The Basket Lady
In just a few days, we’ll have parades, dignitaries and Memorial services in the River Valley to honor our fallen soldiers and heroes. As I’m sitting here writing this week’s basket lady column, the cold chills are running up and down my spine as I think about my Grandfather A.E. Burdette who fought valiantly in WWI and was one of the few who lived after being exposed to the Mustard gas that the Germans rained down on his platoon.
Another particular soldier that comes to mind who served our Country under the command of General George S. Patton, Jr., is George Garon, a neighbor and friend who passed away. George couldn’t have picked a better day to march victoriously in to glory than on July fourth 2011, because he wanted to leave this world with firecrackers and rockets a blazing and booming. I miss George. He was a feisty ole bird when he wanted to be but he would put on one of his smirks when I would tease him about needing a nap so the fun George could show up again.
We loved our sports…especially the Red Sox and the Patriots. Sometimes on a visit to his house, George would talk a little bit about December 16, 1944 when he fought in the largest land battle of WWII-the Battle of the Bulge that lasted from December 16, 1944 to January 28, 1945. He held General George S. Patton, Jr., in high esteem as a brilliant military strategist and his men proudly fought and died for him.
George Garon couldn’t bring himself to talk about the depths of his pain at the events that ensued at the Battle of the Bulge, the death of a best friend and the loss of thousands of brave comrades.
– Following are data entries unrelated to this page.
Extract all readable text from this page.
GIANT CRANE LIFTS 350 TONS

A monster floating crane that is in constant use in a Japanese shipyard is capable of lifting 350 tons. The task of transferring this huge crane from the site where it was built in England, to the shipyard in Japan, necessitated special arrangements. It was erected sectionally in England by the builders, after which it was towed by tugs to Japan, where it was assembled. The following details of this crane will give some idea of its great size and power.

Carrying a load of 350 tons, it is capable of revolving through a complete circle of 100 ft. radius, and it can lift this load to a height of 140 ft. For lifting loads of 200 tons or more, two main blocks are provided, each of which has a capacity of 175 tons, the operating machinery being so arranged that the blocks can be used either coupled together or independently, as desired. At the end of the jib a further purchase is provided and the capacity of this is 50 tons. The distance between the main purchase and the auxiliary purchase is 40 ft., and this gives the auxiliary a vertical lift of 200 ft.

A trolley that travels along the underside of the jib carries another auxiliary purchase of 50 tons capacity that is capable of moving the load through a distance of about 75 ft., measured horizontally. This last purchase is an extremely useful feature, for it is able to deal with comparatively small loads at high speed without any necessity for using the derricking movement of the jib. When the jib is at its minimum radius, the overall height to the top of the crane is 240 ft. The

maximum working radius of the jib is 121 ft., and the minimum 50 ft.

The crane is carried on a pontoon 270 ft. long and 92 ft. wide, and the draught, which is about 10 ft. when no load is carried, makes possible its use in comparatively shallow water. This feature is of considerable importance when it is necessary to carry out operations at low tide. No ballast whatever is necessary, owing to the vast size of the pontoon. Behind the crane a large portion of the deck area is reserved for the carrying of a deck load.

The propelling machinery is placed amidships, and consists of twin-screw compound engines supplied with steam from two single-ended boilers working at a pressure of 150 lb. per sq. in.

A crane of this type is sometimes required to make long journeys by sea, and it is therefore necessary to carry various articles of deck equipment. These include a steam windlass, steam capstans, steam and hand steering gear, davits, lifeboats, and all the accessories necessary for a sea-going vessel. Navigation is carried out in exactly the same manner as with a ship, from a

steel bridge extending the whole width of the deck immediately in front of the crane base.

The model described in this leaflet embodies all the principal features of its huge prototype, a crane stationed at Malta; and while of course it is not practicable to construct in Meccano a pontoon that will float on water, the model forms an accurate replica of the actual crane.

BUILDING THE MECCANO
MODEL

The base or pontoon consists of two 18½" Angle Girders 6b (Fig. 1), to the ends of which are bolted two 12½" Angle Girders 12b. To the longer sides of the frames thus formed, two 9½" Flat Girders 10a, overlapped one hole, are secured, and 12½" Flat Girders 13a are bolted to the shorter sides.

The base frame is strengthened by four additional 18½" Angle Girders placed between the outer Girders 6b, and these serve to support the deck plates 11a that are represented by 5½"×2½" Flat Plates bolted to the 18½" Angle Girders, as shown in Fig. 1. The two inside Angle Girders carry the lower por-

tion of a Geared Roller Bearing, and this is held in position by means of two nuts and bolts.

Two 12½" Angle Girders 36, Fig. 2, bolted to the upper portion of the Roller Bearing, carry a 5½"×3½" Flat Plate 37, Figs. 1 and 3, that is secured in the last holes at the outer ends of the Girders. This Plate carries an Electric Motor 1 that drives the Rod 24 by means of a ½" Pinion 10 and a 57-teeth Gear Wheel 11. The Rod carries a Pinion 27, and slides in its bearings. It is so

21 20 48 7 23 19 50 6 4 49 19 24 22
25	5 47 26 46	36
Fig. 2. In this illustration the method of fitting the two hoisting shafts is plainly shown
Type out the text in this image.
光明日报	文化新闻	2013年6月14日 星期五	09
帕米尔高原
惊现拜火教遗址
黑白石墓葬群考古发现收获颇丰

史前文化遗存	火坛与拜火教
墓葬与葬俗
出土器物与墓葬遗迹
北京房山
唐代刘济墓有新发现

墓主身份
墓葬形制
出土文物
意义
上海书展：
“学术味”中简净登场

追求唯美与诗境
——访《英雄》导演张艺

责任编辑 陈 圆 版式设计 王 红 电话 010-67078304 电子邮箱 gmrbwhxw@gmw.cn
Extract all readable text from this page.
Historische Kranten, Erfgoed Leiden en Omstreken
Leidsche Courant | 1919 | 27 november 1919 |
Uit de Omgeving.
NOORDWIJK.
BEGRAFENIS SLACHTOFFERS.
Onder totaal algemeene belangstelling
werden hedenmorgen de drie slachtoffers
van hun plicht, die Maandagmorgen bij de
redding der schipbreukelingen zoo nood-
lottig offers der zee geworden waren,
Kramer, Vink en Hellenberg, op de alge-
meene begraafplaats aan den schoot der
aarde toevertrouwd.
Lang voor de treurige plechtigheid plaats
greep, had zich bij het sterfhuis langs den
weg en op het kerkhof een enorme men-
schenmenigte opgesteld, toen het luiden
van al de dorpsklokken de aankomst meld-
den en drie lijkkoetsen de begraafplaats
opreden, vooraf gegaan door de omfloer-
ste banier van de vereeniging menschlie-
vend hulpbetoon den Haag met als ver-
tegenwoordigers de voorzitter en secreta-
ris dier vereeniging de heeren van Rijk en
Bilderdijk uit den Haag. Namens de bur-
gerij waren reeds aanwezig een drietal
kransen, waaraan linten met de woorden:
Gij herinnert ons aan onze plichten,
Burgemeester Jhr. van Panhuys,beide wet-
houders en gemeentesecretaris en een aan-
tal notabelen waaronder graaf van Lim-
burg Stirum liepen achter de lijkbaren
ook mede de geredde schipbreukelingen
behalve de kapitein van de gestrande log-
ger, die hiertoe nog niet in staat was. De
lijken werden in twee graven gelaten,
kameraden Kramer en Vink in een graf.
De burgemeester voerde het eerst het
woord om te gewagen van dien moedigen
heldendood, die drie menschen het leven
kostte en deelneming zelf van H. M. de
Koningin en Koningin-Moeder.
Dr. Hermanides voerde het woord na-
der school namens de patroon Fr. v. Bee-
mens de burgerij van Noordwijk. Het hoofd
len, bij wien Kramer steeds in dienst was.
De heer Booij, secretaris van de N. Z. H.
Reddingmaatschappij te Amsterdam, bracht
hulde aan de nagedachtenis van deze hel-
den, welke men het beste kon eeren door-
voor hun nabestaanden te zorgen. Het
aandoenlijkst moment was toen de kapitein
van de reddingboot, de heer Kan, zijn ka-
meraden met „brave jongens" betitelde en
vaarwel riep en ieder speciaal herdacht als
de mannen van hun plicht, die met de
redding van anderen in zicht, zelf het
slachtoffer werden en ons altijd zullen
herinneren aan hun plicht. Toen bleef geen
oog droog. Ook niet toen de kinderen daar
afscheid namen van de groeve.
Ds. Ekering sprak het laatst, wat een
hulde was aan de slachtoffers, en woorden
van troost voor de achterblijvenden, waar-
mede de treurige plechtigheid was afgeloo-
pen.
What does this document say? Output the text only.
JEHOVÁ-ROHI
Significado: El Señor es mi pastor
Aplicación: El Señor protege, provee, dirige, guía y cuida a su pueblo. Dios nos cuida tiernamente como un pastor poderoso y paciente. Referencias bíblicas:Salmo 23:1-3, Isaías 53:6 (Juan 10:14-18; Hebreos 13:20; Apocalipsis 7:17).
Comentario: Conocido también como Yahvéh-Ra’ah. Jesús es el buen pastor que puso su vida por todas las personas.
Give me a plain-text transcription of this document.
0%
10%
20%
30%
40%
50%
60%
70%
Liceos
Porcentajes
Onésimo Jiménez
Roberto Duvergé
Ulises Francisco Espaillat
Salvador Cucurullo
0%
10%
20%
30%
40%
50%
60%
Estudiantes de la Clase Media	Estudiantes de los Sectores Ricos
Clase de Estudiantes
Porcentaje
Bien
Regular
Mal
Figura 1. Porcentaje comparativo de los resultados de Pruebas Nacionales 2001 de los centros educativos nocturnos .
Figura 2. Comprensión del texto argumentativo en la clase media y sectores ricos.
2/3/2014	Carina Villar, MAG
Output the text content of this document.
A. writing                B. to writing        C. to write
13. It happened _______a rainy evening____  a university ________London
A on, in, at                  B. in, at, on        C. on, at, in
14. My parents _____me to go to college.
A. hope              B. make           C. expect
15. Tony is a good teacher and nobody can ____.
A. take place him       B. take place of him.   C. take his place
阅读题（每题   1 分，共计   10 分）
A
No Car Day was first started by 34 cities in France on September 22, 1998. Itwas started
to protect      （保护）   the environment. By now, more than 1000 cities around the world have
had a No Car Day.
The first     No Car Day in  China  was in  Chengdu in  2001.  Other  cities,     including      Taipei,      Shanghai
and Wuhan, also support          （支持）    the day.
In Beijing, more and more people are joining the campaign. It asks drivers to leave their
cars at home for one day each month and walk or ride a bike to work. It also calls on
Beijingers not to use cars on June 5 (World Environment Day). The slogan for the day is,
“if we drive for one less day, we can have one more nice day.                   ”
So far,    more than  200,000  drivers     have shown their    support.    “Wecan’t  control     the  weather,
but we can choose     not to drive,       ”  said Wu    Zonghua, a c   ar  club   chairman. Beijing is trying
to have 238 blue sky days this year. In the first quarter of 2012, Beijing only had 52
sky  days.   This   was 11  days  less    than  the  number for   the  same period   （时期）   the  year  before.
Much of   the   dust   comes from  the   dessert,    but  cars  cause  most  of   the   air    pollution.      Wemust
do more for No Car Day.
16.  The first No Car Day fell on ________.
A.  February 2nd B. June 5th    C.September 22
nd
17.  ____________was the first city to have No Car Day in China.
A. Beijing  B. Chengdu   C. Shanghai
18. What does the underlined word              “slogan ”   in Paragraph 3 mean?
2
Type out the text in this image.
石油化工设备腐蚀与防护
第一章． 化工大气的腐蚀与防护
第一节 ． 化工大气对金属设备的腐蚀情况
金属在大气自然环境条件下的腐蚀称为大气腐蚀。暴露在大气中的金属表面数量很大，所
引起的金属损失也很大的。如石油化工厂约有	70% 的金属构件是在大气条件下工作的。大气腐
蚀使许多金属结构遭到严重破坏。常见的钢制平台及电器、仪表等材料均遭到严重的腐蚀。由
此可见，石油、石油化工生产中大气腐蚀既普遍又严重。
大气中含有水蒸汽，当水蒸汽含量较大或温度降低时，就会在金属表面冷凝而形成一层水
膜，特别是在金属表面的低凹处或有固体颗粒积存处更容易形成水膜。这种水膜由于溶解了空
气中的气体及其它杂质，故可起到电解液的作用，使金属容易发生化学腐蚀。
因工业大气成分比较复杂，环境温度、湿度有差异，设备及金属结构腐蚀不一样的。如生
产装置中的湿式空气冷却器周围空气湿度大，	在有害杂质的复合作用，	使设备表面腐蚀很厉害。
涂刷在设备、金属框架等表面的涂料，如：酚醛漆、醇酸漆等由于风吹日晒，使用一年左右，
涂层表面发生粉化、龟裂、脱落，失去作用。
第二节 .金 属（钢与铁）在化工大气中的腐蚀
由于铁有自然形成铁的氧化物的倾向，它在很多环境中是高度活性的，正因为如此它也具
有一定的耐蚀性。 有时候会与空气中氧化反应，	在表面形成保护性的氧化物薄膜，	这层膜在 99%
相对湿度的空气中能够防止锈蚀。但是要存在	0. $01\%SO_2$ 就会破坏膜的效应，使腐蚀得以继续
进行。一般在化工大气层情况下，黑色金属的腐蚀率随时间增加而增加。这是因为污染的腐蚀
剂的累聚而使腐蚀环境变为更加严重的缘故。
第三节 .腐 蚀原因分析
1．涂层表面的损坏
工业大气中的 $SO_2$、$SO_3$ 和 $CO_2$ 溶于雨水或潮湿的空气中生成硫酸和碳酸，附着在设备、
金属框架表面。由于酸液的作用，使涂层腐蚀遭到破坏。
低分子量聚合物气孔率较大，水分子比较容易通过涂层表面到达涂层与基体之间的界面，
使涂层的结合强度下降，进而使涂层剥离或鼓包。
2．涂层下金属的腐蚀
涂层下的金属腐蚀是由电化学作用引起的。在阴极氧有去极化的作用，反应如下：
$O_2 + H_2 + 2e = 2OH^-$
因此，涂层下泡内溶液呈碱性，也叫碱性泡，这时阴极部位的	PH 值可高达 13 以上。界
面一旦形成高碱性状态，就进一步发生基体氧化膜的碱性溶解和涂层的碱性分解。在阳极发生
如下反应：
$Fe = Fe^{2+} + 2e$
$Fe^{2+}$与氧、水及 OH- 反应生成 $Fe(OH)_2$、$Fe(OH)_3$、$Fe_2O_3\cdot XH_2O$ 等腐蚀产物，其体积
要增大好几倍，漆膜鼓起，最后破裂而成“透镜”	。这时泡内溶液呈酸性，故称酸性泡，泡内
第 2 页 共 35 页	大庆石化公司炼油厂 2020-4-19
During a visit to Maine two years ago, Charlie and his siblings were cleaning out George’s house, the home that he built for his dear Lena, when he found an old yellowed dusty box hidden away in a closet with some newspaper clippings and a few military papers and as he rifled through the box, he was astonished to discover that George had been awarded the Purple Heart Medal.
That was the only time that anyone ever knew of George’s meritorious award and for the remainder of his life, he had kept that part of himself hidden away in a yellowed dusty old box in the back of the closet.
This Memorial weekend enjoy the barbecues, parades, and speeches; then kindly thank a fallen soldier with your prayers of gratitude for his/her ultimate sacrifice. Remember those missing in action and the Prisoners of War- be their voice in Augusta and our Nations Capitol to bring them home to rest.
A dedication to all who’ve served. A more enduring light. Do not grudge your brother his rest. He has at last become free, safe and immortal, and ranges joyous through the boundless heavens; he has left this low lying region and has soared upwards to that place which receives in its happy bosom the souls set free from the chains of matter.
Your brother has not lost the light of day, but has obtained a more enduring light. He has not left us, but has gone on before.
We miss your kindness every day, Dot Sanchas! Until then, smile, live in the present and be kind.